Eis que surge o “Trem Fest”. Organizado pelas redes sociais, a ideia do evento é bastante simples: um baile funk, só que dentro de um trem. As imagens e vídeos do evento chocaram. De todos os lados, dispara-se indignação frente ao “muito desrespeito às restrições impostas por causa a pandemia”, nas palavras do G1. Até a Supervia teve a pachorra de dizer que “repudia o comportamento registrado nos vídeos”. Só pode ser piada. Basta entrar em um trem da Supervia para saber que tudo o que agora “repudiam” – a aglomeração, o não uso de máscaras etc. – só difere do funcionamento normal dos trens pelo fato de quem está lá, desta vez, ter ido voluntariamente. Conscientemente ou não, o “trem fest” acaba por denunciar perfeitamente a hipocrisia daqueles que, a título de “combater a pandemia” só fazem fortalecer as forças policiais contra a juventude negra, ao passo que dão salvo conduto para empresas de transporte seguirem entulhando trabalhadores em locais de alto risco de contágio, mantém escolas abertas, e recusam-se terminantemente a sequer ameaçar tocar nos lucros dos grandes empresários, nem que seja para diminuir a circulação do vírus.

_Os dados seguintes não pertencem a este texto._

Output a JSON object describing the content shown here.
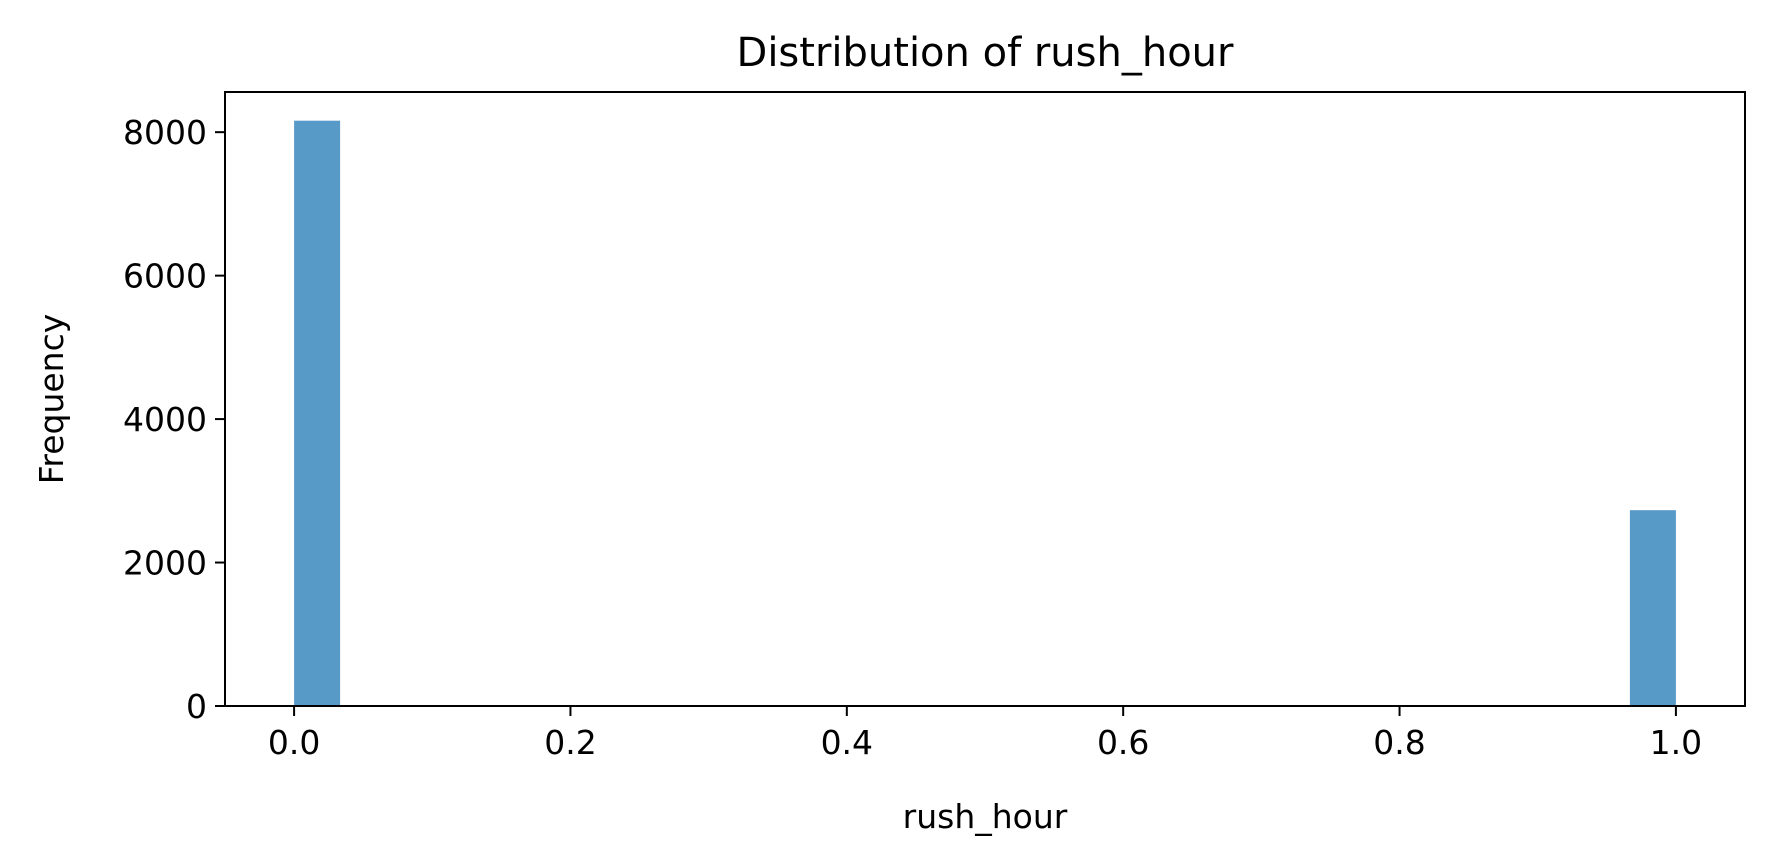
{
  "chart_data": {
    "type": "bar",
    "title": "Distribution of rush_hour",
    "xlabel": "rush_hour",
    "ylabel": "Frequency",
    "xlim": [
      -0.05,
      1.05
    ],
    "ylim": [
      0,
      8560
    ],
    "x_ticks": [
      "0.0",
      "0.2",
      "0.4",
      "0.6",
      "0.8",
      "1.0"
    ],
    "x_tick_values": [
      0.0,
      0.2,
      0.4,
      0.6,
      0.8,
      1.0
    ],
    "y_ticks": [
      "0",
      "2000",
      "4000",
      "6000",
      "8000"
    ],
    "y_tick_values": [
      0,
      2000,
      4000,
      6000,
      8000
    ],
    "bins": [
      {
        "x_start": 0.0,
        "x_end": 0.0333,
        "value": 8160
      },
      {
        "x_start": 0.9667,
        "x_end": 1.0,
        "value": 2730
      }
    ],
    "bar_color": "#5799c7",
    "grid": false,
    "legend": "none"
  }
}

Um verdadeiro combate à pandemia não tem nada a vez com o falso choque hipócrita dos empresários que vociferam “contra aglomerações” enquanto insistem em manter a economia aberta e os trabalhadores forçados a arriscarem a vida para pagar as contas do mês. O combate à pandemia envolve um plano de emergência contra a crise sanitária, que só pode ser imposto pelos trabalhadores! Prevenir o contágio requer renda digna para que todos possam ficar em casa! Envolve a liberação de trabalhadores de todos os setores não essências e dos grupos de risco de toda a economia! Esse programa nunca virá dos que governam em nome dos empresários! Para eles, o lucro é o essencial, e o “combate à pandemia” se resume a um moralismo hipócrita contra o (escasso) divertimento das classes populares. Se quisermos, verdadeiramente, que a vida esteja acima do lucro, o essencial é a luta da classe trabalhadora pelo direito à renda digna e à quarentena, contra todo esse sistema golpista e os empresários assassinos e hipócritas que os sustentam!